Adults ads removed from classified website
Staff report
WASHINGTON, D.C.
A classified-advertising website that law-enforcement agencies have used to crack down on prostitution has removed its adult advertising section after the release of a U.S. Senate panel report.
Backpage.com on Monday removed adult advertisements from its site, while decrying that the federal government had “unconstitutionally censored” its content, according to national media reports.
The removal of those ads followed the release of a report alleging that “Backpage concealed criminal activity by removing words from ads that would have exposed child sex-trafficking and prostitution,” according to The Washington Post on Tuesday.
Also Tuesday, a Senate subcommittee was scheduled to have a hearing on the report. The Post reported that Backpage executives would appear at the hearing but would not testify.
Backpage is sometimes used by local law-enforcement agencies in their investigations of prostitution. Austintown police, for example, have made numerous prostitution-related arrests within the last few months after conducting sting operations after ads were posted on the site.
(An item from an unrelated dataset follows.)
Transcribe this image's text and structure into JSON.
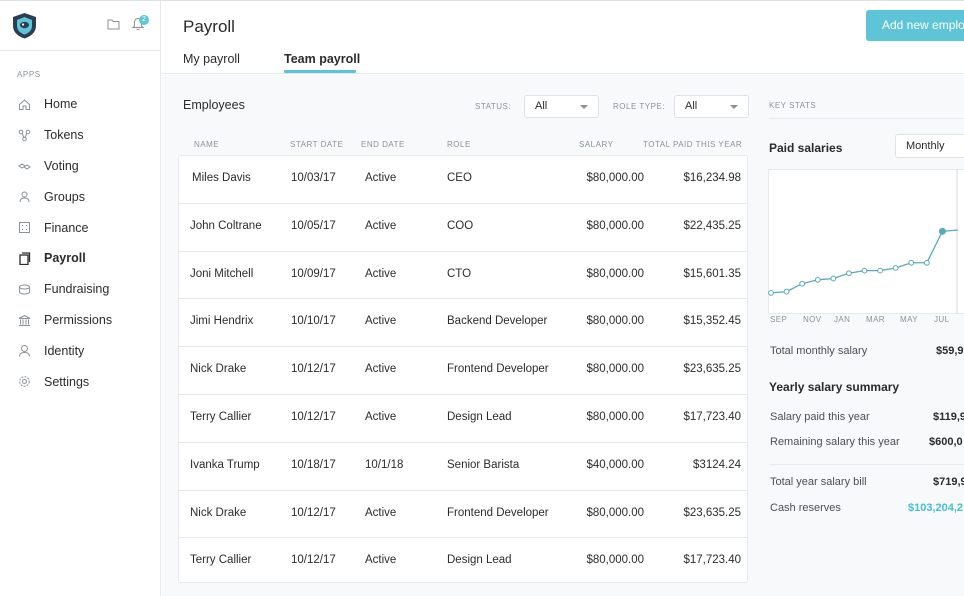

In late November, for example, a North Lima woman was arrested by Austintown police after she reportedly solicited sex to an undercover police officer who responded to her Backpage ad. The woman reportedly told the officer that “she would engage in this officer’s gummy worm fetish as well” and that he “did not need to bring any other items besides the gummy worms.”
Austintown police made another prostitution arrest Dec. 14 after checking Backpage.com. In that case, a female suspect told an undercover officer that she would charge $60 for “car play.”
Other local law-enforcement agencies use the same tactic.
The Beaver Police Department, for example, arrested a woman Nov. 14 after finding her ad on the site. The woman reportedly responded to the officer’s text of “Hey,” and “agreed to a price of $50 and nachos,” according to the police report.
Austintown Detective Lt. Jeff Solic, who leads the Mahoning Valley Law Enforcement Task Force, said Backpage was an easy way for police to find prostitutes advertising their services, but it’s absence won’t impact their ability to pursue prostitutes.
“I’m certain prostitutes will find another way to advertise their wares,” Solic said.